Gulfstream officials won’t say much about their supersonic plans, but the company has also been working on or has won approval for patents for propulsion systems and other plane designs in case supersonic speeds are approved over U.S. soil and elsewhere.

Competitors also are working on civilian supersonic flight.

Lockheed Martin, builder of the F-22 and F-35 fighter jets, is working on an 80-seat commercial passenger airliner called the N+2 that would be significantly quieter and more efficient than the Concorde, the supersonic passenger jet that was retired in 2003. The goal is for the craft to fly over land under any new regulation.

The AS2, by Aerion and European aviation giant Airbus, could be the first supersonic business jet to market. The companies are developing a plane under current regulations that would use its ultra-fast speed only over water. Test flights could begin by 2019.

Cass said buyers of luxury business jets will want supersonic capability where ever they want to fly. That will require not only advancements in technology, but changes in sound regulations.

“Having an airplane that could only go supersonically over water only accomplishes half the mission,” Cass said. “We need to be able to do it all the time.”

Gulfstream has developed a technology the company calls the Quiet Spike. It’s an extension of a plane’s nose cone that resembles a gigantic jousting stick. The device extends from 14 feet to 24 feet during supersonic flight and that added length helps to reduce the cacophony one would hear on the ground from a jet’s supersonic speeds.

The company fitted the spike to a NASA F-15 fighter several years ago to test its noise deadening abilities.

The Quiet Spike, coupled with a more advanced and swept back plane design, could significantly muffle the jarring explosion of a sonic boom.

Traveling sound booth

Gulfstream also has built a specially designed camper trailer that serves as a sophisticated mobile sound booth. Onboard, engineers can simulate to observers the sound of a sonic boom in various environments — such as the ambient noise in a city park — and compare it to the muffled sound of a supersonic jet with the Quiet Spike.

Cass said Gulfstream hopes civilian authorities will eventually set noise and other standards for supersonic flight overland. Those standards would be written by the International Civil Aviation Organization, the UN aviation regulator over noise, safety and environmental issues, and require approval by the Federal Aviation Administration.

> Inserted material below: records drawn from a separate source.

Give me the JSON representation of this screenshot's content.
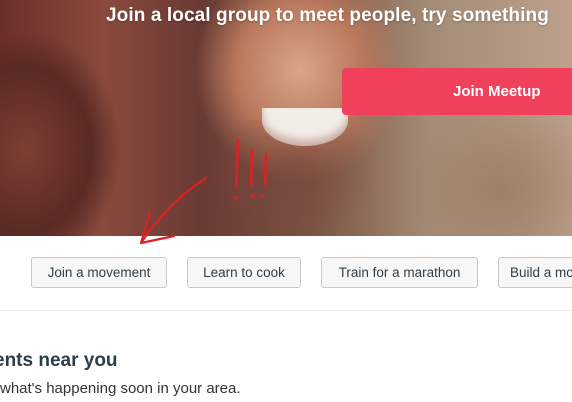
{
  "hero": {
    "tagline": "Join a local group to meet people, try something",
    "cta_label": "Join Meetup"
  },
  "chips": [
    {
      "label": "Join a movement"
    },
    {
      "label": "Learn to cook"
    },
    {
      "label": "Train for a marathon"
    },
    {
      "label": "Build a mo"
    }
  ],
  "events_section": {
    "title": "ents near you",
    "subtitle": "what's happening soon in your area."
  },
  "colors": {
    "accent": "#f0405c",
    "annotation": "#e02020"
  }
}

Then it would be up to aerospace companies to design aircraft that can meet it, Cass said.

The emergence of new supersonic research — for the first civilian aircraft to breech the sound barrier since the retirement of the Concorde — shows manufacturers believe there’s a market.

That’s on top of a business jet sector that’s already on a tear, much of it in emerging international markets.

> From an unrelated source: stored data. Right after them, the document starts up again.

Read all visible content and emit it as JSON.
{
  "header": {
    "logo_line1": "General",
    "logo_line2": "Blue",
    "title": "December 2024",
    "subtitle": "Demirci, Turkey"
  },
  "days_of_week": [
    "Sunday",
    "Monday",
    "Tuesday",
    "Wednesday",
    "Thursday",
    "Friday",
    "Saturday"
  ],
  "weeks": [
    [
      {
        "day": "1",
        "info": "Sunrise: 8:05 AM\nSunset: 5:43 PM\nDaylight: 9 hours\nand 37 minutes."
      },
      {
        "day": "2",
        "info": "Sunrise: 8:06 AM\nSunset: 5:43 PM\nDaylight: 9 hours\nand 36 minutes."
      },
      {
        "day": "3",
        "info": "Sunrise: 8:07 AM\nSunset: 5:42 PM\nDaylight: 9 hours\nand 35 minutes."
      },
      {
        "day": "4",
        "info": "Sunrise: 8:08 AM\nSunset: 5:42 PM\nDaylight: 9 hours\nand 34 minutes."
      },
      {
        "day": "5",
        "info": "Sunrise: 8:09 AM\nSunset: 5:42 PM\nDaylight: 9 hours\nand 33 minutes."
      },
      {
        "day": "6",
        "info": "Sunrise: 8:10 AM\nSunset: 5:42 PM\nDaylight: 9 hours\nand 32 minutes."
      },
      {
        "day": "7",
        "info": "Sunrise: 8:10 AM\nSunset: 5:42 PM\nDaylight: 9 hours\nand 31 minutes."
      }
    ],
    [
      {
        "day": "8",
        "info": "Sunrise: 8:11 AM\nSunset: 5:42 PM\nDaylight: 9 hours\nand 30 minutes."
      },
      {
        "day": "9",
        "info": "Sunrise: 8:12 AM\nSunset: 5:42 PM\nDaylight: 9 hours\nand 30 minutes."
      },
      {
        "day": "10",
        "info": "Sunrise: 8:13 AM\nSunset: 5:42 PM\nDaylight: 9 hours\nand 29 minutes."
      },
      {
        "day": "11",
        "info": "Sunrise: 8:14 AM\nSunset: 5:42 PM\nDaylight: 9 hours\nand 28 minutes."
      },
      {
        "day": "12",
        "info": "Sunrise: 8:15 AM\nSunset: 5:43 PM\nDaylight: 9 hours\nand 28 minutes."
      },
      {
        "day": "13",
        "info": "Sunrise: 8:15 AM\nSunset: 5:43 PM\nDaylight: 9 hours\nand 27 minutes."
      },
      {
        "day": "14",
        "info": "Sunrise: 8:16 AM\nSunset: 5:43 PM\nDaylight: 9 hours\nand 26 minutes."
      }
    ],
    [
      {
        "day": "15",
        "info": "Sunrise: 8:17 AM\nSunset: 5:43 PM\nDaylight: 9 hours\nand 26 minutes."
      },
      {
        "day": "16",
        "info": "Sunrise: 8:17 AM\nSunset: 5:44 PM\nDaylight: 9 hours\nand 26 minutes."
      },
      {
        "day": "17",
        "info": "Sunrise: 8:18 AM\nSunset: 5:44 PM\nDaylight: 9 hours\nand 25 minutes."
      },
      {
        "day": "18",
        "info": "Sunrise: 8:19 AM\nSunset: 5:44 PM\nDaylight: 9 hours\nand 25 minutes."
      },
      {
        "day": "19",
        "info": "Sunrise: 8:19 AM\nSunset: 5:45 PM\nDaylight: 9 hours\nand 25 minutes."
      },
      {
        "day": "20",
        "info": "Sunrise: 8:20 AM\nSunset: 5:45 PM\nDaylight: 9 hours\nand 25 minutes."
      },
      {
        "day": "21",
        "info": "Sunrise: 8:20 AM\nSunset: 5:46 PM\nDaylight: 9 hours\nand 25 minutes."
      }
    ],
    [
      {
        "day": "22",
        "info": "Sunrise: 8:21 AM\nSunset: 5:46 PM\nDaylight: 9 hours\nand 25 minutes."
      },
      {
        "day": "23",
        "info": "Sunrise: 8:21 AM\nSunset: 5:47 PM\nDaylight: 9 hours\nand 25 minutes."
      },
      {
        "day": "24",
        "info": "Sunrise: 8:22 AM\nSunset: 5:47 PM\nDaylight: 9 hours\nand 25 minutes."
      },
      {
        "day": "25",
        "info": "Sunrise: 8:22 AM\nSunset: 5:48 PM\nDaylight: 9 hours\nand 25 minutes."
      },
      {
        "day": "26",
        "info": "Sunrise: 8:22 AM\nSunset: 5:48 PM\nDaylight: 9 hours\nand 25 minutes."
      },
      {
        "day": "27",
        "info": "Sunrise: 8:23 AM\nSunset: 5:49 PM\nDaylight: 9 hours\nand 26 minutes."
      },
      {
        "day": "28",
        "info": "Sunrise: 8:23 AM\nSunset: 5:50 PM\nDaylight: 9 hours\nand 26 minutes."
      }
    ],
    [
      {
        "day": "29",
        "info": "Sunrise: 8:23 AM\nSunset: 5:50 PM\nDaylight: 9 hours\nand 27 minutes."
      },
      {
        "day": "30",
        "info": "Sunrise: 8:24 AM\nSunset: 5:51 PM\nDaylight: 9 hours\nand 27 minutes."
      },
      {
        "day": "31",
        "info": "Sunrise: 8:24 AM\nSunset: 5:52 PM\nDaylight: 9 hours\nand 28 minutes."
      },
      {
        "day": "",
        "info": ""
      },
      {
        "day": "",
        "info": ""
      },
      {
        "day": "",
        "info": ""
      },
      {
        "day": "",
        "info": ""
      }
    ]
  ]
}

Virginia-based General Dynamics also makes military equipment such as Abrams tanks and warships. The Aerospace division, which is primarily Gulfstream, was General Dynamics’ largest division by revenue in the third quarter.

The Aerospace division reported revenue of $2.29 billion in third quarter, up from $2.15 billion in the same period a year ago. Sales have been buoyed by Gulfstream’s larger cabin aircraft.

The bulk of Gulfstream’s sales once were to U.S. buyers, but now about half of the company’s backlog of planes on order are to overseas customers.